Trois heures du soir sonnaient, en ce moment, au clocher de la petite église de Schlosser. Une brume grisâtre et glaciale emplissait l’humide vallée du Niagara. Il faisait un froid très sec. Le ciel était couvert de nuages immobiles, que le moindre relèvement de la température eût condensés en neige sous l’influence des vents d’est.

Le ronflement des canons de Chippewa déchirait l’air. Dans l’intervalle des détonations, on entendait distinctement le mugissement lointain des cataractes.

Un quart d’heure après avoir quitté la maison de M. de Vaudreuil, les patriotes, cheminant entre les massifs d’arbres, se défilant le long des haies et des clôtures, étaient arrivés sur le bras gauche de la rivière.

Plusieurs manquaient. Les uns, frappés par des éclats d’obus, avaient dû revenir en arrière. Les autres, étendus sur la neige, ne devaient plus se relever. En tout, une vingtaine à déduire des deux cents qui restaient alors.

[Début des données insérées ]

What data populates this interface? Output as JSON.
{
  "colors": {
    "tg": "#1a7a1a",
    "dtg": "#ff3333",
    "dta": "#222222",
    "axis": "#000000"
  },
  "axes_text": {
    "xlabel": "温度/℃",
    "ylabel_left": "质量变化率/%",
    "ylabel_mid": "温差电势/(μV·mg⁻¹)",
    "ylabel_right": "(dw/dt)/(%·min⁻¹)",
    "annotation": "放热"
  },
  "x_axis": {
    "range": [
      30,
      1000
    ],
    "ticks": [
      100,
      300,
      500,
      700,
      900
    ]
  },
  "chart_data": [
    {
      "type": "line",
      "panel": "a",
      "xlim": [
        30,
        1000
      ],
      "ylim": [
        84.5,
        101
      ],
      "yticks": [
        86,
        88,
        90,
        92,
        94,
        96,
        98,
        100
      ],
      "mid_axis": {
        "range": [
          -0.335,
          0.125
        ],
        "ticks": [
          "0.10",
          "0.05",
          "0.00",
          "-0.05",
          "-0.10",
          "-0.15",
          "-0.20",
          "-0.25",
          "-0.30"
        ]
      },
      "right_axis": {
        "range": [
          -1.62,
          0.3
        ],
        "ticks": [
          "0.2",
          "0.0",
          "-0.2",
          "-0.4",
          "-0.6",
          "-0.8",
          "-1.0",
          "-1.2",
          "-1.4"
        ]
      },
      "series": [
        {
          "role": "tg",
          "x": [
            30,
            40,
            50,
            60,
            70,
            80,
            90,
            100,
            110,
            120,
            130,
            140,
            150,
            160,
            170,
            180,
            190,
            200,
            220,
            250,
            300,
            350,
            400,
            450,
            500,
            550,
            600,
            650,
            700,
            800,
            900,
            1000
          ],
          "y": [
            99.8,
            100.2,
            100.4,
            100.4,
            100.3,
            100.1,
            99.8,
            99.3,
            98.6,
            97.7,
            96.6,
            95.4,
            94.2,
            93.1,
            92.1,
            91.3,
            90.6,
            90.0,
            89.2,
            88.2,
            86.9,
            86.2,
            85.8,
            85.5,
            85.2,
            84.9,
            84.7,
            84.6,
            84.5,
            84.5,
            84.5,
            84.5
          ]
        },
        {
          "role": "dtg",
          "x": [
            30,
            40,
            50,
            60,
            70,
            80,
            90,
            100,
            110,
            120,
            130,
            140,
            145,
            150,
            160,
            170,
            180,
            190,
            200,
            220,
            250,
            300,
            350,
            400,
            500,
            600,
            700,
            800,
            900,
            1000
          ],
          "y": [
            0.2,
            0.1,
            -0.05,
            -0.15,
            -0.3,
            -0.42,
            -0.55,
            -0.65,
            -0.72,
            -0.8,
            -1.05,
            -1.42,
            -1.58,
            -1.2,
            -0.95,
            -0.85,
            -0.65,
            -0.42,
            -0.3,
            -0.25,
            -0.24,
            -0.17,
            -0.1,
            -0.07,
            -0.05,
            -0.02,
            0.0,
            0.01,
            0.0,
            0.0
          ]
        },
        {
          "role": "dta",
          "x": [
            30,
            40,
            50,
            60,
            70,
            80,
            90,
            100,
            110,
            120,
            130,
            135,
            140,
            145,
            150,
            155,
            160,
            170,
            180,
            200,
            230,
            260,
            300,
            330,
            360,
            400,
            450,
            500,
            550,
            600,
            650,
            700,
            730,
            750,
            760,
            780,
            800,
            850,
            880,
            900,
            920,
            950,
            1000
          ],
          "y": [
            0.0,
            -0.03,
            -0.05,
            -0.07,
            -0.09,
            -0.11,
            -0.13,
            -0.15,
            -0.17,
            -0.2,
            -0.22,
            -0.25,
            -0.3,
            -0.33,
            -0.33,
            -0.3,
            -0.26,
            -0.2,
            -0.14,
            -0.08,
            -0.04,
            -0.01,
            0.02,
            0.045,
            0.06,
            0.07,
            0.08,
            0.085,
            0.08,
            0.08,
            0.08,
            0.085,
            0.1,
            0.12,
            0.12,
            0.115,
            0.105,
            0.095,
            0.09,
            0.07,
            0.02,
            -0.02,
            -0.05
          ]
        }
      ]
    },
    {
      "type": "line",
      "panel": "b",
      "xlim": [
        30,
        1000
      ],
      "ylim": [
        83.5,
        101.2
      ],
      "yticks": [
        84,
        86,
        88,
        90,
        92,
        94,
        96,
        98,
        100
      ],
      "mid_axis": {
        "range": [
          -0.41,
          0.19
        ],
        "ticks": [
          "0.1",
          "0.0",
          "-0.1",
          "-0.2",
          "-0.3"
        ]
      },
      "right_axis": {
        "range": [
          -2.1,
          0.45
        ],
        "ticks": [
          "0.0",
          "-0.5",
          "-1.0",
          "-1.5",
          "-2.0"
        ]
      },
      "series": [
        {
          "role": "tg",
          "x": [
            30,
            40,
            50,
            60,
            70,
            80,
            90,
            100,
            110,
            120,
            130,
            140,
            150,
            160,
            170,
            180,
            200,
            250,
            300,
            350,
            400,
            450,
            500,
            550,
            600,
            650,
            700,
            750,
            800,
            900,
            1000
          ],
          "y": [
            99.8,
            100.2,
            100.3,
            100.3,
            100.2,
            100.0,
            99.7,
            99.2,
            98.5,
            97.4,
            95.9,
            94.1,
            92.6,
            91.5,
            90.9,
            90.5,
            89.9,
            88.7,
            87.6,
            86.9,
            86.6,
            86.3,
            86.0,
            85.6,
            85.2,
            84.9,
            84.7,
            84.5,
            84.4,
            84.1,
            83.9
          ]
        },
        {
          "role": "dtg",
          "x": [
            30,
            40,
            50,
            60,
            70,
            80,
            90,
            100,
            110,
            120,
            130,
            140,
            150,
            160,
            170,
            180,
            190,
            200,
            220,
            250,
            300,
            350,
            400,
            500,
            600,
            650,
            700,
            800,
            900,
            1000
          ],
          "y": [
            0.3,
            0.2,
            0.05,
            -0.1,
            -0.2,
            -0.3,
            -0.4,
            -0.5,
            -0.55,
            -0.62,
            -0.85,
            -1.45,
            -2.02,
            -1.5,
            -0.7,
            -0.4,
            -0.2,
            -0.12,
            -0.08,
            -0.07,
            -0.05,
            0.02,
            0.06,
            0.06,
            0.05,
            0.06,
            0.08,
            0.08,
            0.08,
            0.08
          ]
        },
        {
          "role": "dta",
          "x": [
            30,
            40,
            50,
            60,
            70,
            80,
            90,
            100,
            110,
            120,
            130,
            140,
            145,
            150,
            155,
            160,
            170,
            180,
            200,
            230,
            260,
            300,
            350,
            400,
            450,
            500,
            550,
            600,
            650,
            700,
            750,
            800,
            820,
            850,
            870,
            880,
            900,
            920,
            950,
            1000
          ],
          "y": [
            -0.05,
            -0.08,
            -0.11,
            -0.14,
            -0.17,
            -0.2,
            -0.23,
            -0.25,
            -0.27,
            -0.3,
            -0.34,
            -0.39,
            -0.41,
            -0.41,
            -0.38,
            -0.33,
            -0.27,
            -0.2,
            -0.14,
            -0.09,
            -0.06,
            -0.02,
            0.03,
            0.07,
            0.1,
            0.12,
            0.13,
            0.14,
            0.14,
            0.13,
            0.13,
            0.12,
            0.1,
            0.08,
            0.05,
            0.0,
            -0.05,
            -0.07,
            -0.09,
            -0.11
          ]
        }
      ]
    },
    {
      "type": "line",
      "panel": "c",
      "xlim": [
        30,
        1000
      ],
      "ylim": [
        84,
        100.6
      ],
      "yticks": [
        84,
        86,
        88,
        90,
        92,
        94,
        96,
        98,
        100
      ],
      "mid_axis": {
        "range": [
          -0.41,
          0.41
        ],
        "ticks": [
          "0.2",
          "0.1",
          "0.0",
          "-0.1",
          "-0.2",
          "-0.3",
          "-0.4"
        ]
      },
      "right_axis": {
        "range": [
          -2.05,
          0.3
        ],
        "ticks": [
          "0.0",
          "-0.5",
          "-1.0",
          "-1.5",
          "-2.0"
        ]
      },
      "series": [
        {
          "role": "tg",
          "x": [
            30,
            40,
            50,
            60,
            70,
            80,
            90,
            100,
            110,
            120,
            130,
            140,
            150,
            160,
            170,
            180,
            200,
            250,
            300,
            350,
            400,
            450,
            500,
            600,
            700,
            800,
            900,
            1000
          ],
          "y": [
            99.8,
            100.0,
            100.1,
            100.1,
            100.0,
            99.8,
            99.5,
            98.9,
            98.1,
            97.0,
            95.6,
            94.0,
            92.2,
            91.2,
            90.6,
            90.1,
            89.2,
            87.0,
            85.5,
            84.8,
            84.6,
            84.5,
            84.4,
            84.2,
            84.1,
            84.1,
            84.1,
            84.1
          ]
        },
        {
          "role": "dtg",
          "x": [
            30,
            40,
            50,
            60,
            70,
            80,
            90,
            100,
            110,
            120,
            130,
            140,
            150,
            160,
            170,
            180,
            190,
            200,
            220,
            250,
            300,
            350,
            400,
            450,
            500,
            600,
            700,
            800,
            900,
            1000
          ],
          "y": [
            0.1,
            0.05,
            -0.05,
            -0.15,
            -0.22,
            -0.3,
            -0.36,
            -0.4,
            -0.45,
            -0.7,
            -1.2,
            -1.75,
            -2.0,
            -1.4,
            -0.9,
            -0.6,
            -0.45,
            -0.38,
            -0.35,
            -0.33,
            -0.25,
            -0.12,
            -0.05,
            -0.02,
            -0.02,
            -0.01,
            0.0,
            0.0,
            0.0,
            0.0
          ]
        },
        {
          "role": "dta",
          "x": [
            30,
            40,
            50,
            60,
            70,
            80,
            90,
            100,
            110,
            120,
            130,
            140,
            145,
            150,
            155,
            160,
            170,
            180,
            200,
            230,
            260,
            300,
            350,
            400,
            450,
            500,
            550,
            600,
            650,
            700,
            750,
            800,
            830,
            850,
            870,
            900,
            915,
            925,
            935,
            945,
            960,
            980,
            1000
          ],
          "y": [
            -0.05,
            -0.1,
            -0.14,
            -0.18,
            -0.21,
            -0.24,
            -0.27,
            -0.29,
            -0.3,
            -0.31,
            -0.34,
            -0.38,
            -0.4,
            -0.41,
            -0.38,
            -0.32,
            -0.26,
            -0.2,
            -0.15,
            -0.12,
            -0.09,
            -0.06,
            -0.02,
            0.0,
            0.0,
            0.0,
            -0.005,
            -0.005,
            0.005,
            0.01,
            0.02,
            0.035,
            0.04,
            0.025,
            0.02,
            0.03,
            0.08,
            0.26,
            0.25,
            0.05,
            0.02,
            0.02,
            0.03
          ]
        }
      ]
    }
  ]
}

Les pièces, établies à Chippewa, avaient déjà fait de grands ravages à la surface de l’île. Les épaulements gazonnés, qui auraient permis aux bonnets bleus de tirer à couvert, étaient détruits presque entièrement. Il fut donc nécessaire de prendre position au bas de la berge, entre les roches à demi baignées par l’impétueux courant. C’est de là que Jean et les siens essaieraient d’arrêter le débarquement jusqu’à complet épuisement de leurs munitions.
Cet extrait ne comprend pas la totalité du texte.